The plan is to symlink $JAVA_HOME/jre/lib/security/cacerts to /etc/pki/java/cacerts so the location of cacerts doesn't really matter. The only situation in which it would matter would be if an app assumed that cacerts was under $JAVA_HOME, dereferenced it fully, then looked for another file relative to that. But cacerts should be under /etc and not under JAVA_HOME because 1) it's a config file, 2) it should (ideally) be shared by all JREs on the system. I don't have a good solution for the lookup-relative-to-cacerts situation, so I'll just have to hope that no app does that. (Having ca-certificates provide /usr/lib/jvm/java-1.6.0-openjdk-1.6.0.0/jre/lib/security/cacerts directly wouldn't work due to the versioned directory and for other reasons).
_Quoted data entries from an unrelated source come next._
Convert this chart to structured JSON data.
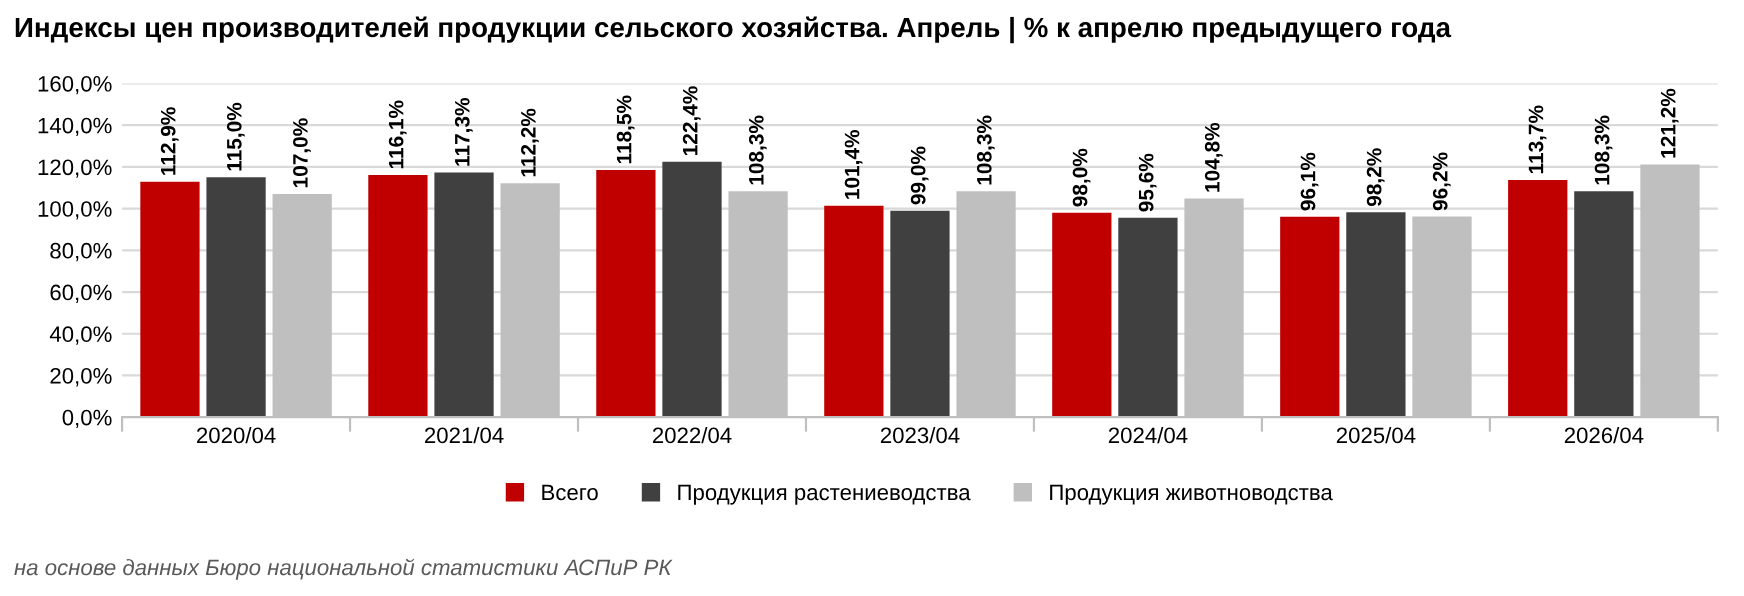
{
  "chart_data": {
    "type": "bar",
    "title": "Индексы цен производителей продукции сельского хозяйства. Апрель | % к апрелю предыдущего года",
    "categories": [
      "2020/04",
      "2021/04",
      "2022/04",
      "2023/04",
      "2024/04",
      "2025/04",
      "2026/04"
    ],
    "series": [
      {
        "name": "Всего",
        "color": "#c00000",
        "values": [
          112.9,
          116.1,
          118.5,
          101.4,
          98.0,
          96.1,
          113.7
        ],
        "value_labels": [
          "112,9%",
          "116,1%",
          "118,5%",
          "101,4%",
          "98,0%",
          "96,1%",
          "113,7%"
        ]
      },
      {
        "name": "Продукция растениеводства",
        "color": "#404040",
        "values": [
          115.0,
          117.3,
          122.4,
          99.0,
          95.6,
          98.2,
          108.3
        ],
        "value_labels": [
          "115,0%",
          "117,3%",
          "122,4%",
          "99,0%",
          "95,6%",
          "98,2%",
          "108,3%"
        ]
      },
      {
        "name": "Продукция животноводства",
        "color": "#bfbfbf",
        "values": [
          107.0,
          112.2,
          108.3,
          108.3,
          104.8,
          96.2,
          121.2
        ],
        "value_labels": [
          "107,0%",
          "112,2%",
          "108,3%",
          "108,3%",
          "104,8%",
          "96,2%",
          "121,2%"
        ]
      }
    ],
    "ylim": [
      0,
      160
    ],
    "yticks": [
      {
        "value": 0,
        "label": "0,0%"
      },
      {
        "value": 20,
        "label": "20,0%"
      },
      {
        "value": 40,
        "label": "40,0%"
      },
      {
        "value": 60,
        "label": "60,0%"
      },
      {
        "value": 80,
        "label": "80,0%"
      },
      {
        "value": 100,
        "label": "100,0%"
      },
      {
        "value": 120,
        "label": "120,0%"
      },
      {
        "value": 140,
        "label": "140,0%"
      },
      {
        "value": 160,
        "label": "160,0%"
      }
    ],
    "grid": "y",
    "legend": "bottom",
    "annotations": [
      "на основе данных Бюро национальной статистики АСПиР РК"
    ]
  }
}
So basically, it doesn't matter to me if it's /etc/pki/java/cacerts or /etc/pki/tls/certs/cacerts.
Created attachment 306845 [details] generate-cacerts.pl patch to solve broken pipe errors This patch eliminates these errors: yes: standard output: Broken pipe yes: write error
I prefer /etc/pki/java/cacerts as in the current src.rpm. rpmlint -v ca-certificates-2008-4.src.rpm ca-certificates.src: I: checking ca-certificates.src: W: strange-permission mkcabundle.pl 0755 ca-certificates.src: W: strange-permission generate-cacerts.pl 0755 OK as these are scripts. rpmlint -v ca-certificates-2008-4.noarch.rpm ca-certificates.noarch: I: checking ca-certificates.noarch: W: no-documentation OK The package seems to be fine now. APPROVED Please include the updated generate-cacerts.pl from the previous comment when importing into CVS. Also please notify me as soon as the package is built in rawhide (and F9 if you want to include it there too) and I will update openssl accordingly - I'll drop the ca bundle from there and add Requires: ca-certificates.
New Package CVS Request ======================= Package Name: ca-certificates Short Description: The Mozilla CA root certificate bundle Owners: jorton,tmraz Branches: InitialCC: Cvsextras Commits: no (rationale: this is a highly security-sensitive package)
Can this package be added to Fedora 9? It would allow us to fix https://bugzilla.redhat.com/show_bug.cgi?id=444260 with an update.
cvs done.
This package seems to be included in Fedora 10. I'm assuming this ticket can and should be closed, so I'm doing that, but please reopen if I'm wrong.